Он сел, поспешно написал несколько строк и отдал их Изабелле. Она с трудом подавила свое смятение, осушила слезы и прочла следующее:

«Любезный кузен, согласно моему ожиданию, дочь моя в отчаянии от столь несвоевременного и поспешного требования со стороны сэра Фредерика Лэнгли. Она не в силах даже постигнуть ни угрожающей нам опасности, ни того, до какой степени мы находимся в его руках. Ради бога, повлияйте на него в том смысле, чтобы он изменил свои условия; я же не могу да и не хочу понуждать к их принятию мою дочь, как потому, что этим возмущается ее собственное чувство, так и потому, что это противно всем правилам деликатности и благопристойности. Исполнением моей просьбы премного обяжете любящего вас Р. В.».
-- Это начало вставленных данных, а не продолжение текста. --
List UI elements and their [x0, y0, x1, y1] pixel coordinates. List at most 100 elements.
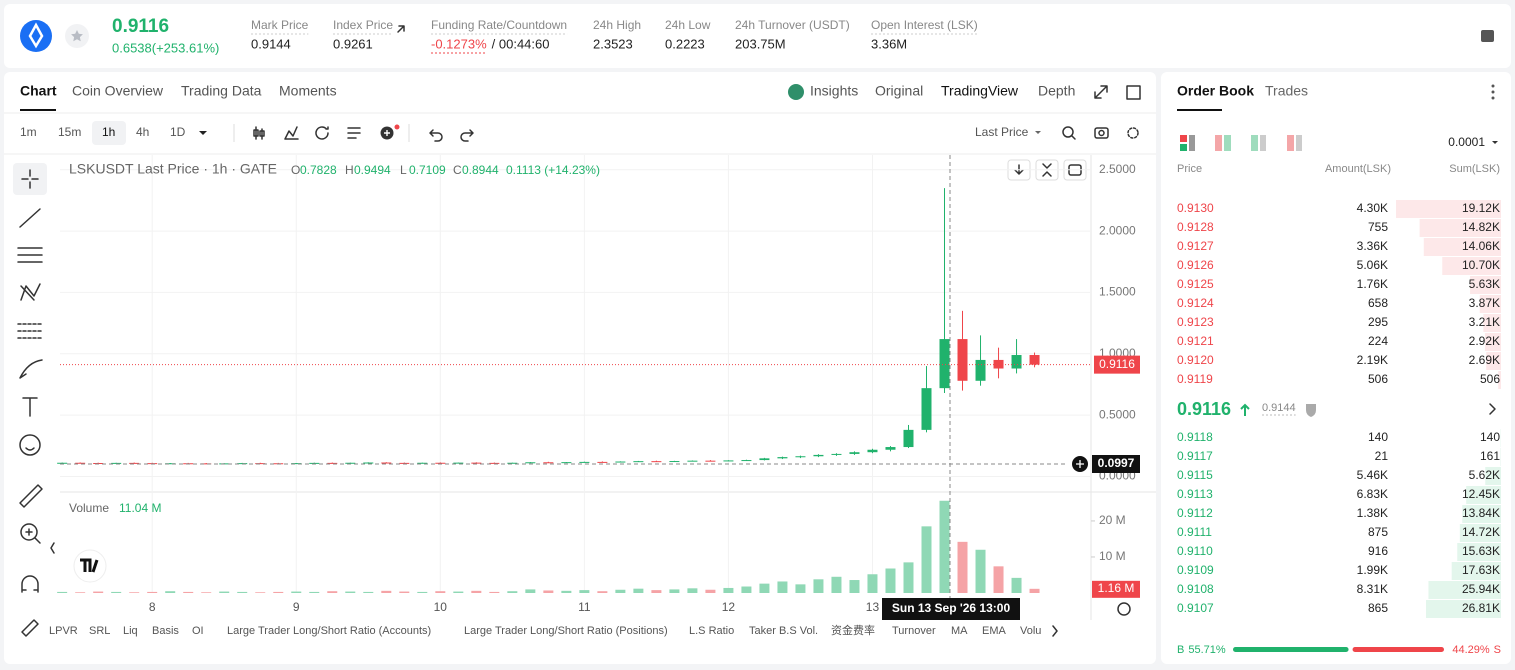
- caret[interactable]: [1035, 131, 1041, 134]
- depth-bar: [1459, 524, 1501, 542]
- pattern-tool[interactable]: [20, 283, 41, 301]
- view-tab[interactable]: Original: [875, 83, 923, 99]
- text-tool[interactable]: [22, 397, 38, 417]
- order-amount: 916: [1368, 544, 1388, 558]
- chart-panel: [4, 72, 1156, 664]
- search-icon[interactable]: [1062, 126, 1074, 138]
- indicator[interactable]: Volu: [1020, 625, 1041, 637]
- brush-tool[interactable]: [19, 359, 43, 379]
- redo-icon[interactable]: [460, 129, 474, 142]
- indicator[interactable]: OI: [192, 625, 204, 637]
- book-icon[interactable]: [1481, 30, 1494, 42]
- order-price[interactable]: 0.9125: [1177, 277, 1214, 291]
- order-price[interactable]: 0.9107: [1177, 601, 1214, 615]
- caret[interactable]: [1492, 141, 1498, 144]
- more-indicators[interactable]: [1052, 625, 1058, 637]
- indicator[interactable]: Taker B.S Vol.: [749, 625, 818, 637]
- undo-icon[interactable]: [429, 129, 443, 142]
- axis-settings[interactable]: [1117, 602, 1131, 616]
- order-price[interactable]: 0.9120: [1177, 353, 1214, 367]
- chart-tab[interactable]: Chart: [20, 83, 57, 99]
- x-tick-label: 11: [578, 600, 591, 614]
- price-type[interactable]: Last Price: [975, 125, 1029, 139]
- indicator[interactable]: Turnover: [892, 625, 936, 637]
- magnet-tool[interactable]: [21, 575, 39, 593]
- order-price[interactable]: 0.9115: [1177, 468, 1213, 482]
- order-price[interactable]: 0.9112: [1177, 506, 1213, 520]
- order-price[interactable]: 0.9119: [1177, 372, 1213, 386]
- indicator[interactable]: Liq: [123, 625, 138, 637]
- layout-alt[interactable]: [1215, 135, 1222, 151]
- indicator[interactable]: Large Trader Long/Short Ratio (Accounts): [227, 625, 431, 637]
- indicator[interactable]: SRL: [89, 625, 110, 637]
- settings-icon[interactable]: [1127, 127, 1139, 139]
- order-price[interactable]: 0.9123: [1177, 315, 1214, 329]
- emoji-tool[interactable]: [19, 434, 41, 456]
- candle-type-icon[interactable]: [253, 126, 265, 140]
- layout-asks[interactable]: [1287, 135, 1294, 151]
- candle-body: [1029, 355, 1040, 365]
- chart-tab[interactable]: Coin Overview: [72, 83, 164, 99]
- order-price[interactable]: 0.9121: [1177, 334, 1214, 348]
- order-price[interactable]: 0.9113: [1177, 487, 1213, 501]
- caret[interactable]: [199, 131, 207, 135]
- order-price[interactable]: 0.9124: [1177, 296, 1214, 310]
- precision[interactable]: 0.0001: [1448, 135, 1485, 149]
- collapse-arrow[interactable]: [50, 542, 55, 554]
- indicator[interactable]: L.S Ratio: [689, 625, 734, 637]
- candle-body: [111, 462, 122, 464]
- interval[interactable]: 1D: [170, 125, 186, 139]
- x-tick-label: 13: [866, 600, 880, 614]
- candle-body: [471, 462, 482, 464]
- order-price[interactable]: 0.9117: [1177, 449, 1213, 463]
- order-price[interactable]: 0.9118: [1177, 430, 1213, 444]
- depth-bar: [1483, 314, 1501, 332]
- replay-icon[interactable]: [315, 126, 329, 140]
- order-price[interactable]: 0.9109: [1177, 563, 1214, 577]
- search-handle: [1071, 135, 1076, 140]
- indicator-icon[interactable]: [284, 126, 299, 140]
- chart-tab[interactable]: Moments: [279, 83, 337, 99]
- interval[interactable]: 1m: [20, 125, 37, 139]
- column-header: Sum(LSK): [1449, 163, 1500, 175]
- fib-tool[interactable]: [17, 247, 43, 263]
- indicator[interactable]: MA: [951, 625, 968, 637]
- camera-icon[interactable]: [1094, 127, 1109, 139]
- zoom-tool[interactable]: [20, 523, 38, 541]
- order-price[interactable]: 0.9127: [1177, 239, 1214, 253]
- order-price[interactable]: 0.9108: [1177, 582, 1214, 596]
- ruler-tool[interactable]: [19, 484, 43, 508]
- volume-bar: [975, 549, 986, 593]
- indicator[interactable]: Basis: [152, 625, 179, 637]
- chart-tab[interactable]: Trading Data: [181, 83, 262, 99]
- indicator[interactable]: Large Trader Long/Short Ratio (Positions…: [464, 625, 668, 637]
- pencil-tool[interactable]: [21, 619, 39, 637]
- candle-body: [831, 453, 842, 455]
- interval[interactable]: 4h: [136, 125, 149, 139]
- gann-tool[interactable]: [17, 323, 43, 339]
- ob-tab[interactable]: Order Book: [1177, 83, 1254, 99]
- indicator[interactable]: LPVR: [49, 625, 78, 637]
- order-price[interactable]: 0.9110: [1177, 544, 1213, 558]
- chevron[interactable]: [1489, 403, 1496, 415]
- order-price[interactable]: 0.9128: [1177, 220, 1214, 234]
- trendline-tool[interactable]: [19, 208, 41, 228]
- candle-body: [867, 449, 878, 453]
- ob-tab[interactable]: Trades: [1265, 83, 1308, 99]
- window-icon[interactable]: [1126, 85, 1141, 100]
- layout-bids[interactable]: [1251, 135, 1258, 151]
- fullscreen-icon[interactable]: [1094, 85, 1108, 99]
- layout-both[interactable]: [1180, 135, 1187, 142]
- interval[interactable]: 1h: [102, 125, 115, 139]
- order-price[interactable]: 0.9111: [1177, 525, 1212, 539]
- indicator[interactable]: EMA: [982, 625, 1007, 637]
- order-price[interactable]: 0.9130: [1177, 201, 1214, 215]
- indicator[interactable]: 资金费率: [831, 623, 875, 637]
- interval[interactable]: 15m: [58, 125, 81, 139]
- view-tab[interactable]: Depth: [1038, 83, 1075, 99]
- view-tab[interactable]: Insights: [810, 83, 858, 99]
- template-icon[interactable]: [347, 127, 361, 139]
- order-price[interactable]: 0.9126: [1177, 258, 1214, 272]
- crosshair-tool[interactable]: [21, 169, 39, 189]
- view-tab[interactable]: TradingView: [941, 83, 1019, 99]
Мисс Вэр была так взволнована, и глаза ее были так отуманены слезами, что она едва понимала смысл читаемого; поэтому неудивительно, что она не заметила, что в письме гораздо более внимания обращалось на форму и срок сватовства, нежели на ее личное отвращение к жениху. Мистер Вэр позвонил, отдал письмо слуге, приказал подать его мистеру Маршалу, а сам встал и со всеми признаками глубокого волнения стал молча ходить взад и вперед по комнате, пока слуга не воротился с ответом. Пробежав записку Маршала, мистер Вэр отдал ее дочери и при этом крепко сжал ее руку. Содержание записки было таково:

«Дорогой кузен, я уже пробовал повлиять на баронета в указанном вами смысле, но он оказался непоколебим, подобно утесу. Я искренно огорчен тем, что он не желает делать ни малейших уступок девическим колебаниям моей милой кузины. Впрочем, сэр Фредерик согласен уехать из замка вместе со мной, немедленно после окончания брачной церемонии, так что мы с ним тотчас приступим к формированию своих отрядов и начнем кампанию. Таким образом может случиться, что новобрачного пришибут, прежде чем он успеет еще раз свидеться с молодой женой, и Белла, превратясь в леди Лэнгли, отделается очень дешево. Однако я должен сказать, что если она действительно склонна к этому браку, то теперь не время жеманиться и лучше пускай она не оттягивает исполнения церемонии: она и после может на досуге обдумать свое положение, тогда как нам всем недосуг ни каяться, ни раздумывать. Больше пока ничего не могу сказать и остаюсь преданный вам

Р. М.

P.S. Скажите Изабелле, что я предпочту перерезать горло баронету и тем сразу покончить с затруднительными вопросами, чем допустить, чтобы ее обвенчали с ним против ее желания».

Когда Изабелла дочитала эту записку, она выронила ее из рук и в ту же минуту упала бы со стула, если бы отец не поддержал ее.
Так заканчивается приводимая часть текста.